During a season where fear plays a major role, a time when the demons are exorcised on All Hallows’ Eve, there’s some spooky stuff creeping up around the country. It’s not fear of drivers who text or fear of heart disease—it’s fear of the Ebola virus. It’s on television, it’s in the papers, it’s on the web. There are updates all day long about the latest case, the latest breakdown in security, the latest reason Ebola may find YOU.
That these fears are mostly irrational is not being heard. Quick Google searches can quickly show just how unlikely you are to contract the virus. If just taking a breath after reading the statistics doesn’t help, there are sites that discuss prevention. I don’t have all the facts, but what needs to be discussed is just what breeds this fear in people.
Fear is one of those emotions some people like to call “negative.” I’m not against this, as it’s not an emotion I ever really look forward to having. Sure, fear can be helpful. It can let us know that we need to be careful, and it can keep us from taking too many risks. Sadly, those of us who take big risks are usually the ones whose fear meter is too low, and those of us who rarely take risks often see fear where there’s none to be found (sounds like anxiety, yes, as they go together quite often).
If we can be aware of our fear so that it becomes a tool and not a detriment, fear can be adaptive and helpful. Unfortunately, one of the things fear excels at is stopping us from thinking. Without getting into the brain science, let’s just say that in the fight, flight, or freeze response to a fearful stimulus, the most helpful reaction gets shut down.
Ebola is not that person on the subway who just threw a soda can at you. This actually happened to me a few months ago. I instinctively got up, moved toward part of the car with more people, and then moved to the next car. Only then did I take stock and think about what to do. Only then did I reflect on my actions—was that the smartest way to respond? Could I have ignored it? Could I have engaged her in conversation? Could I have confronted her? There was no time. My fear worked well, meaning: I’m safe.

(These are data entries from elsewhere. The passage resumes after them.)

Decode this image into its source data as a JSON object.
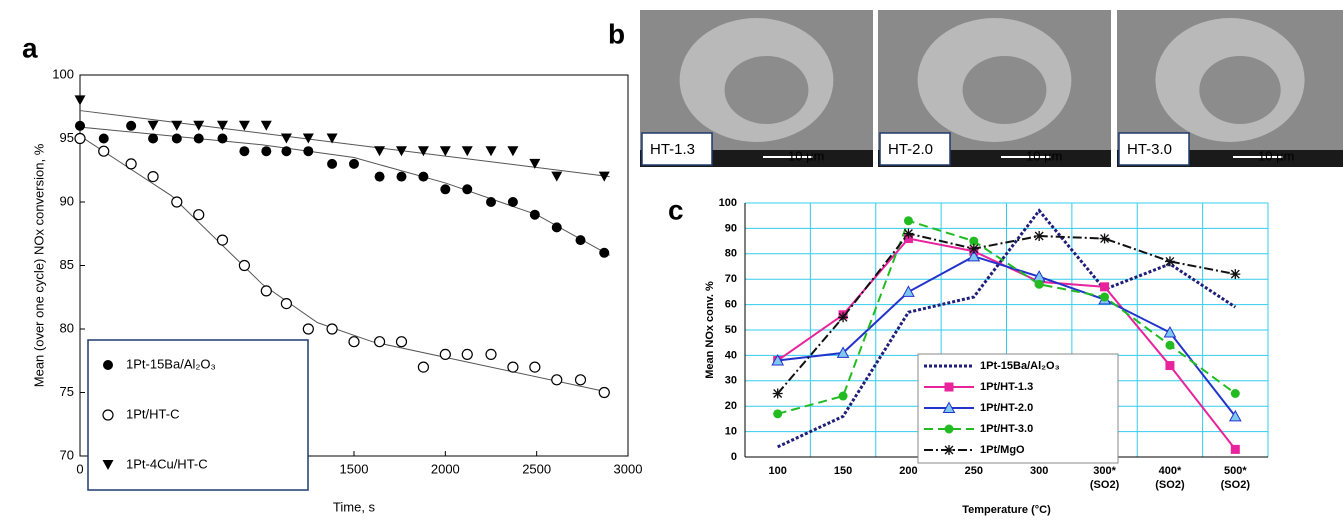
{
  "panel_labels": [
    "a",
    "b",
    "c"
  ],
  "images": [
    {
      "label": "HT-1.3",
      "scale": "10 μm"
    },
    {
      "label": "HT-2.0",
      "scale": "10 μm"
    },
    {
      "label": "HT-3.0",
      "scale": "10 μm"
    }
  ],
  "chart_data": [
    {
      "type": "scatter",
      "x_label": "Time, s",
      "y_label": "Mean (over one cycle) NOx conversion, %",
      "xlim": [
        0,
        3000
      ],
      "xticks": [
        0,
        500,
        1000,
        1500,
        2000,
        2500,
        3000
      ],
      "ylim": [
        70,
        100
      ],
      "yticks": [
        70,
        75,
        80,
        85,
        90,
        95,
        100
      ],
      "series": [
        {
          "name": "1Pt-15Ba/Al₂O₃",
          "color": "#000000",
          "marker": "filled-circle",
          "x": [
            0,
            130,
            280,
            400,
            530,
            650,
            780,
            900,
            1020,
            1130,
            1250,
            1380,
            1500,
            1640,
            1760,
            1880,
            2000,
            2120,
            2250,
            2370,
            2490,
            2610,
            2740,
            2870
          ],
          "values": [
            96,
            95,
            96,
            95,
            95,
            95,
            95,
            94,
            94,
            94,
            94,
            93,
            93,
            92,
            92,
            92,
            91,
            91,
            90,
            90,
            89,
            88,
            87,
            86
          ]
        },
        {
          "name": "1Pt/HT-C",
          "color": "#000000",
          "marker": "open-circle",
          "x": [
            0,
            130,
            280,
            400,
            530,
            650,
            780,
            900,
            1020,
            1130,
            1250,
            1380,
            1500,
            1640,
            1760,
            1880,
            2000,
            2120,
            2250,
            2370,
            2490,
            2610,
            2740,
            2870
          ],
          "values": [
            95,
            94,
            93,
            92,
            90,
            89,
            87,
            85,
            83,
            82,
            80,
            80,
            79,
            79,
            79,
            77,
            78,
            78,
            78,
            77,
            77,
            76,
            76,
            75
          ]
        },
        {
          "name": "1Pt-4Cu/HT-C",
          "color": "#000000",
          "marker": "triangle-down",
          "x": [
            0,
            400,
            530,
            650,
            780,
            900,
            1020,
            1130,
            1250,
            1380,
            1640,
            1760,
            1880,
            2000,
            2120,
            2250,
            2370,
            2490,
            2610,
            2870
          ],
          "values": [
            98,
            96,
            96,
            96,
            96,
            96,
            96,
            95,
            95,
            95,
            94,
            94,
            94,
            94,
            94,
            94,
            94,
            93,
            92,
            92
          ]
        }
      ],
      "fits": [
        {
          "color": "#555555",
          "x": [
            0,
            1000,
            1500,
            2000,
            2500,
            2900
          ],
          "values": [
            95.9,
            94.5,
            93.5,
            91.5,
            89,
            85.8
          ]
        },
        {
          "color": "#555555",
          "x": [
            0,
            500,
            1000,
            1300,
            1600,
            2900
          ],
          "values": [
            95.2,
            90.5,
            83.5,
            80.5,
            79,
            75
          ]
        },
        {
          "color": "#555555",
          "x": [
            0,
            2900
          ],
          "values": [
            97.2,
            92
          ]
        }
      ]
    },
    {
      "type": "line",
      "x_label": "Temperature (°C)",
      "y_label": "Mean NOx conv. %",
      "categories": [
        "100",
        "150",
        "200",
        "250",
        "300",
        "300*",
        "400*",
        "500*"
      ],
      "category_sublabels": [
        null,
        null,
        null,
        null,
        null,
        "(SO2)",
        "(SO2)",
        "(SO2)"
      ],
      "ylim": [
        0,
        100
      ],
      "yticks": [
        0,
        10,
        20,
        30,
        40,
        50,
        60,
        70,
        80,
        90,
        100
      ],
      "grid": true,
      "grid_color": "#33ccee",
      "series": [
        {
          "name": "1Pt-15Ba/Al₂O₃",
          "color": "#1f1f7a",
          "dash": "dashed",
          "marker": "none",
          "values": [
            4,
            16,
            57,
            63,
            97,
            66,
            76,
            59
          ]
        },
        {
          "name": "1Pt/HT-1.3",
          "color": "#e8239b",
          "dash": "solid",
          "marker": "square",
          "values": [
            38,
            56,
            86,
            81,
            69,
            67,
            36,
            3
          ]
        },
        {
          "name": "1Pt/HT-2.0",
          "color": "#2233cc",
          "dash": "solid",
          "marker": "triangle-up",
          "values": [
            38,
            41,
            65,
            79,
            71,
            62,
            49,
            16
          ]
        },
        {
          "name": "1Pt/HT-3.0",
          "color": "#22bb22",
          "dash": "dash",
          "marker": "circle",
          "values": [
            17,
            24,
            93,
            85,
            68,
            63,
            44,
            25
          ]
        },
        {
          "name": "1Pt/MgO",
          "color": "#111111",
          "dash": "dashdot",
          "marker": "asterisk",
          "values": [
            25,
            55,
            88,
            82,
            87,
            86,
            77,
            72
          ]
        }
      ]
    }
  ]
}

Ebola is different. Ebola is allowing us time to think. If we sit with our fear—sit with it in a mindful way, not in an obsessive way that just feeds the fear—we can learn from it. Is it bringing up past fears? When I sit with current fears, I’m often transported back to when I was temping in the financial district of New York City on the morning of 9/11; the sense of powerlessness was overwhelming, I knew little about what was happening, and I felt there was no decision I could make that would be sure to keep me safe. I think back to the fears of the unknown when I graduated college and had my bachelor of music with no work prospects. I think back to being left home alone by my parents for the first time.
No, the idea is not to ignore this virus altogether; nor is it to deny your feelings. It is to sit with the feeling and find its seeds. Personally, I’m making some different choices—not consuming as much media about Ebola, making sure I get a flu shot, asking medical people (just in case) if there’s something they know that I don’t.
These aren’t a cure for my fears, though, and that’s the point. The fear is in me. I can choose to feed it and make myself more miserable or I can choose to engage with it in a way that doesn’t stop me from thinking and doesn’t let my feelings run amok.
It’s almost Halloween, and that’s what haunted houses are for.